AYNI ODAK MACARİSTAN'DA DA ÇIKTI: En şanlı zaferi 15 Temmuz olan bu yeni dönemde Türkiye'nin bölgesel ve küresel güç haline gelme hızının nasıl arttığına hep birlikte şahit olduk. 2023 aynı zamanda bizim kalkınma programlarımızın da dönüm noktasıdır. Önümüzdeki yılı önemli kılan Haziran'da yapılacak seçimlerdir. Bu seçim öylesine önemlidir ki, normal şartlarda sokakta rastlaşsalar selam vermeyecek olanları aynı masa etrafında bir araya getirmiştir, altılı. Aynısı Macaristan'da da oldu. Orada da altılı çıktı. Aynı merci, aynı odak Macaristan'da da koordinatör oldu. Aynı hesap burada da devam ediyor. Bunlara karşı çok gayret edip, gereken dersi de inşallah şu kalan süre içerisinde mahalle, mahalle dolaşmak suretiyle, kadın kollarımız aynı şekilde kapı kapı dolaşarak 2023 Haziran'ını Cumhur İttifakı olarak Allah'ın izniyle hedefe kavuşurcasına gerçekleştirmemiz lazım.

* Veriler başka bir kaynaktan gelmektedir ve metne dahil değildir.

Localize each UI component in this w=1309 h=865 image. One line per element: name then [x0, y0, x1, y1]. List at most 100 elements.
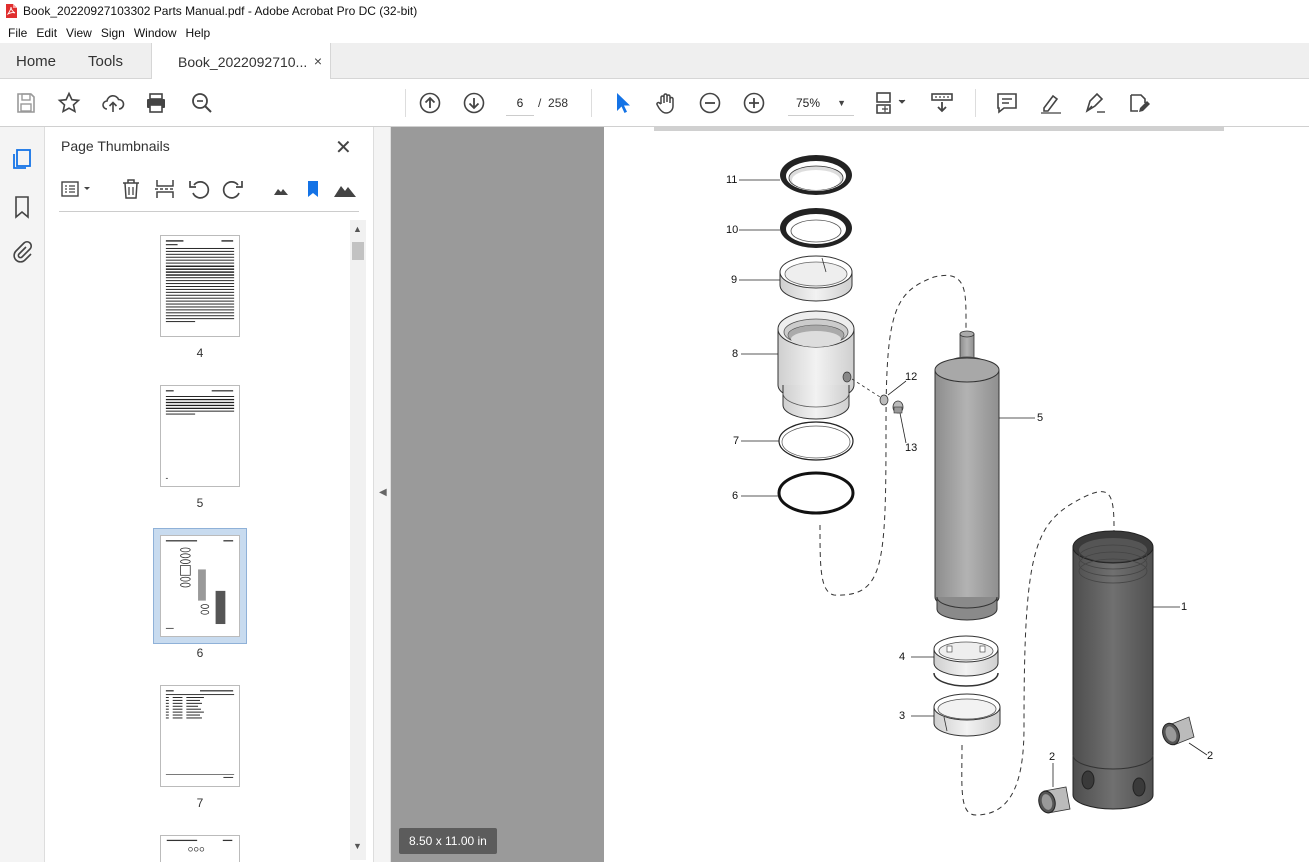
title-bar: Book_20220927103302 Parts Manual.pdf - A…	[0, 0, 1309, 22]
zoom-value: 75%	[796, 96, 821, 110]
callout-9: 9	[731, 274, 737, 286]
scroll-down-icon[interactable]: ▼	[353, 841, 362, 851]
hand-icon[interactable]	[654, 91, 678, 115]
part-12	[879, 394, 889, 406]
part-9	[779, 255, 853, 302]
tab-tools[interactable]: Tools	[88, 43, 123, 79]
thumbnails-panel: Page Thumbnails ✕ 4 5 6 7	[45, 127, 373, 862]
tab-bar: Home Tools Book_2022092710... ×	[0, 43, 1309, 80]
part-2	[1038, 786, 1071, 814]
panel-divider	[59, 211, 359, 212]
part-11	[780, 155, 852, 195]
callout-3: 3	[899, 710, 905, 722]
current-page-input[interactable]: 6	[506, 90, 534, 116]
thumbnail-label-7-text: 7	[196, 796, 204, 810]
callout-10: 10	[726, 224, 738, 236]
menu-window[interactable]: Window	[134, 26, 177, 40]
bookmark-blue-icon[interactable]	[301, 177, 325, 201]
callout-2a: 2	[1207, 750, 1213, 762]
delete-icon[interactable]	[119, 177, 143, 201]
scrollbar-thumb[interactable]	[352, 242, 364, 260]
scroll-up-icon[interactable]: ▲	[353, 224, 362, 234]
zoom-in-icon[interactable]	[742, 91, 766, 115]
upload-icon[interactable]	[101, 91, 125, 115]
page-total: / 258	[538, 90, 568, 116]
attachment-icon[interactable]	[10, 240, 34, 264]
highlight-icon[interactable]	[1039, 91, 1063, 115]
part-5	[934, 330, 1000, 621]
options-menu-icon[interactable]	[59, 177, 95, 201]
panel-title: Page Thumbnails	[61, 138, 170, 154]
comment-icon[interactable]	[995, 91, 1019, 115]
collapse-panel-icon[interactable]: ◀	[379, 487, 387, 498]
sign-icon[interactable]	[1083, 91, 1107, 115]
chevron-down-icon: ▼	[837, 98, 846, 108]
scroll-mode-icon[interactable]	[930, 91, 954, 115]
part-6	[777, 471, 855, 515]
select-arrow-icon[interactable]	[610, 91, 634, 115]
thumbnail-page-8[interactable]	[160, 835, 240, 862]
thumbnail-label-7: 7	[45, 796, 350, 810]
pdf-page: 11 10 9 8 12 13 7 6 5 4 3 1 2 2	[604, 127, 1309, 862]
page-down-icon[interactable]	[462, 91, 486, 115]
part-1	[1072, 530, 1154, 810]
rotate-left-icon[interactable]	[187, 177, 211, 201]
thumbnail-page-6[interactable]	[160, 535, 240, 637]
fit-page-icon[interactable]	[874, 91, 908, 115]
toolbar-separator	[975, 89, 976, 117]
page-thumbnails-icon[interactable]	[10, 147, 34, 171]
part-13	[892, 400, 904, 414]
callout-13: 13	[905, 442, 917, 454]
bookmark-icon[interactable]	[10, 195, 34, 219]
part-3	[933, 693, 1001, 737]
menu-file[interactable]: File	[8, 26, 27, 40]
close-icon[interactable]: ✕	[335, 135, 352, 160]
print-icon[interactable]	[144, 91, 168, 115]
thumbnail-page-4[interactable]	[160, 235, 240, 337]
mountain-small-icon[interactable]	[269, 177, 293, 201]
part-8	[777, 310, 855, 420]
edit-pdf-icon[interactable]	[1127, 91, 1151, 115]
tab-document[interactable]: Book_2022092710... ×	[151, 43, 331, 80]
callout-8: 8	[732, 348, 738, 360]
part-2	[1162, 716, 1195, 746]
page-up-icon[interactable]	[418, 91, 442, 115]
tab-close-button[interactable]: ×	[314, 53, 322, 69]
menu-view[interactable]: View	[66, 26, 92, 40]
tab-home[interactable]: Home	[16, 43, 56, 79]
thumbnail-page-5[interactable]	[160, 385, 240, 487]
part-10	[780, 208, 852, 248]
search-zoom-icon[interactable]	[190, 91, 214, 115]
thumbnail-page-7[interactable]	[160, 685, 240, 787]
left-rail	[0, 127, 45, 862]
callout-12: 12	[905, 371, 917, 383]
panel-splitter[interactable]: ◀	[373, 127, 391, 862]
thumbnail-label-6: 6	[196, 646, 204, 660]
callout-7: 7	[733, 435, 739, 447]
part-7	[778, 421, 854, 461]
save-icon[interactable]	[14, 91, 38, 115]
panel-toolbar	[59, 175, 359, 203]
menu-help[interactable]: Help	[186, 26, 211, 40]
callout-5: 5	[1037, 412, 1043, 424]
star-icon[interactable]	[57, 91, 81, 115]
menu-sign[interactable]: Sign	[101, 26, 125, 40]
window-title: Book_20220927103302 Parts Manual.pdf - A…	[23, 4, 418, 18]
menu-edit[interactable]: Edit	[36, 26, 57, 40]
toolbar-separator	[405, 89, 406, 117]
zoom-out-icon[interactable]	[698, 91, 722, 115]
extract-pages-icon[interactable]	[153, 177, 177, 201]
thumbnail-label-5: 5	[196, 496, 204, 510]
parts-diagram: 11 10 9 8 12 13 7 6 5 4 3 1 2 2	[726, 155, 1213, 816]
rotate-right-icon[interactable]	[221, 177, 245, 201]
page-total-count: 258	[548, 96, 569, 110]
callout-2b: 2	[1049, 751, 1055, 763]
page-top-rule	[654, 127, 1224, 131]
mountain-large-icon[interactable]	[333, 177, 357, 201]
callout-6: 6	[732, 490, 738, 502]
callout-1: 1	[1181, 601, 1187, 613]
thumbnail-list: 4 5 6 7	[45, 222, 350, 862]
callout-4: 4	[899, 651, 905, 663]
thumbnail-scrollbar[interactable]: ▲ ▼	[350, 220, 366, 860]
zoom-select[interactable]: 75% ▼	[788, 90, 854, 116]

ARKA PLANDA SAÇ SAÇA BAŞ BAŞA KAVGA VERDİKLERİ ANLAŞILIYOR: Ortada üzerinde uzlaştıkları program, cumhurbaşkanı adayı, kalkınma projesi, demokrasi adımı da yok. Program diye ortaya çıkardıkları metin yurt dışında hazırlanıp ellerine tutuşturulmuş bir metinden ötedir. Cumhurbaşkanlığı adaylığında arka planda saç saça baş başa bir kavga verdikleri anlaşıyor. İstanbul'da Yavuz Sultan Selim'i yaptık, yıkacaklardı. Marmaray, Avrasya, Osmangazi'yi yıkacaklardı. Şimdi 18 Mart Çanakkale. Hadi yıkın! Bu millet artık bunlara bu fırsatı asla ve kata vermeyecek. Geriye kala kala masada oturma düzeni, koridorda yürüme sırasını bile beceremeyen yarım düzine muhteris kaldı. Hiçbir konuda ortada gözükmeyen ve ortada gözükmeyen program olduğu gibi yapacakları hiçbir şey, büyükşehirlerden tutunuz, kendilerine varıncaya kadar ortada yok."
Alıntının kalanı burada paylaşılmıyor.